- Active: 1777–1782
- Country: United States
- Allegiance: Continental Congress
- Type: Dragoon
- Size: Regiment of six troops approx. 160 men in 1778
- Part of: Continental Army
- Nickname: Baylor's Horse
- Colors: White coats with blue facings
- Engagements: Battle of Brandywine, Battle of Germantown Baylor Massacre Fort Wilson Riot Battle of Guilford Court House

Commanders
- Notable commanders: Lt. Col. George Baylor, Lt. Col. William Washington

= 3rd Continental Light Dragoons =

The 3rd Continental Light Dragoons (CLD), also known as Baylor's Horse or Lady Washington's Horse, was a mounted regiment of the Continental Army raised on January 1, 1777, at Morristown, New Jersey. The regiment saw action at the Battle of Brandywine, the Battle of Germantown and the Battle of Guilford Court House.
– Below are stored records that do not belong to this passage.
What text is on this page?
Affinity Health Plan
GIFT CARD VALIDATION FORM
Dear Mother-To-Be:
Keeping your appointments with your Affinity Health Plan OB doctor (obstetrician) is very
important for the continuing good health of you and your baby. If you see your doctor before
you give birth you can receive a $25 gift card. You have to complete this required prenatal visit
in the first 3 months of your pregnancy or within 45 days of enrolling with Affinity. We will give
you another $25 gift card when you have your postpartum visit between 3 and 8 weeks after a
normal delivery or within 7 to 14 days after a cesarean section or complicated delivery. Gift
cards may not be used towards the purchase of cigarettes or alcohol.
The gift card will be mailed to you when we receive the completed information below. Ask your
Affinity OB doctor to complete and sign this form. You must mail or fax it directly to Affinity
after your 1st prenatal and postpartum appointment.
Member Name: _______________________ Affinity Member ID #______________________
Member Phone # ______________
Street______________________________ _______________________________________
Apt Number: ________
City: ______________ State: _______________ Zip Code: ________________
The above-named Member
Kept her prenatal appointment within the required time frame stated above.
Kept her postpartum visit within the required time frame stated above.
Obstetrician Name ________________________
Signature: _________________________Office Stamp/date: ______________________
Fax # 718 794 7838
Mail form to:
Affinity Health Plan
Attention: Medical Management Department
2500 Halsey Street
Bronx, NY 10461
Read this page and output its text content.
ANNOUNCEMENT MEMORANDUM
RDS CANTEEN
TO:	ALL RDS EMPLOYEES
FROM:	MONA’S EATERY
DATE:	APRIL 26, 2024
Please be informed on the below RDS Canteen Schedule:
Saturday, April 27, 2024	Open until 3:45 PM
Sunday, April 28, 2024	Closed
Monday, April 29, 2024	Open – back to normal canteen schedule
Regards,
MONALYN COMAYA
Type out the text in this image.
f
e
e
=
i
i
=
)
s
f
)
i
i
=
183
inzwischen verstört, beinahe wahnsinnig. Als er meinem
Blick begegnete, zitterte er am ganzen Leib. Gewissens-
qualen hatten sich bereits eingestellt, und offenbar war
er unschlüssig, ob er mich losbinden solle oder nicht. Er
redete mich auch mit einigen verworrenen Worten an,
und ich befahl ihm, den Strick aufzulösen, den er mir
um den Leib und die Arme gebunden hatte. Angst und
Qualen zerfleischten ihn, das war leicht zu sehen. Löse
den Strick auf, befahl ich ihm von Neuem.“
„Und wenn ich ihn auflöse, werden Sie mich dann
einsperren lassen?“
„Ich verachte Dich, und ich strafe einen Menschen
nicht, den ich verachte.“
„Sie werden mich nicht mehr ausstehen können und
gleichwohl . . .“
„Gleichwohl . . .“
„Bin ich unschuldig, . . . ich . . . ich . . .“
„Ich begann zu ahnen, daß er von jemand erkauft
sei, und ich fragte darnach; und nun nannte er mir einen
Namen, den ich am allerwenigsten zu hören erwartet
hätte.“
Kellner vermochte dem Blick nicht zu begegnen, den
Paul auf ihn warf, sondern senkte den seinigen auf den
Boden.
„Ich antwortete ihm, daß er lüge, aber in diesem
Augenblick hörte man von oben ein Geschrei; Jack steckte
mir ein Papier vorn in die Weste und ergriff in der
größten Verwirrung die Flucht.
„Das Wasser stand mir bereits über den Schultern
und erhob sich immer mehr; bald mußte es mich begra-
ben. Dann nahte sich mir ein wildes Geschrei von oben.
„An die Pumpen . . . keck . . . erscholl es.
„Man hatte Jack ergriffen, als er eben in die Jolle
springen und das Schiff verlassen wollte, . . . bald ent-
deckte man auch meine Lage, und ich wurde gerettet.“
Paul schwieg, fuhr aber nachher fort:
The regiment was surprised on the night of September 27, 1778, while sleeping in barns near Old Tappan, New Jersey, in close proximity to British positions. Referred to by the Continentals as the "Baylor Massacre", at least 67 men were casualties and 70 horses killed. Among the captured was the regimental commander, Lt. Col. George Baylor, who was replaced on November 20, 1778, by Lt. Col. William Washington, transferred from the 4th Continental Light Dragoons. In 1779, while recruiting and remounting, the regiment rescued James Wilson during the "Fort Wilson Riot". The 3rd CLD was posted to the Southern department on November 1, 1779.

Losses of 15 killed, 17 wounded, and 100 men captured along with 83 horses in a night attack by British Lt. Col. Banastre Tarleton on April 14, 1780, led to the unofficial amalgamation of the regiment with the 1st Continental Light Dragoons, commonly known as the "1st and 3rd Light Dragoons" as Washington deferred to his friend and senior, Lt. Col. Anthony White, whom he had served under in the 4th CLD. Washington resumed command of the unit on May 6, 1780, when it was attacked on the Santee River and White captured.

In the 1781 campaign, Washington and his men distinguished themselves in mounted charges at the Battle of Cowpens in January, the Battle of Guilford Court House in March, and the Battle of Eutaw Springs in September. At Eutaw Springs Washington was pinned under his fallen mount, bayoneted, and captured. Captain William Parsons, the senior surviving officer, commanded the corps until Lt-Col. Baylor was exchanged in June 1782 and resumed command. When the companies of the 4th CLD were parceled out during the siege of Yorktown, the 1st and 3rd accepted its few remaining mounted troopers.

The regiment was officially merged into the 1st Legionary Corps on November 2, 1782, with the consolidated unit of five troops designated the 1st Legionary Corps.

A member of the 3rd Continental Dragoons was Maryland Congressman Philip Stuart.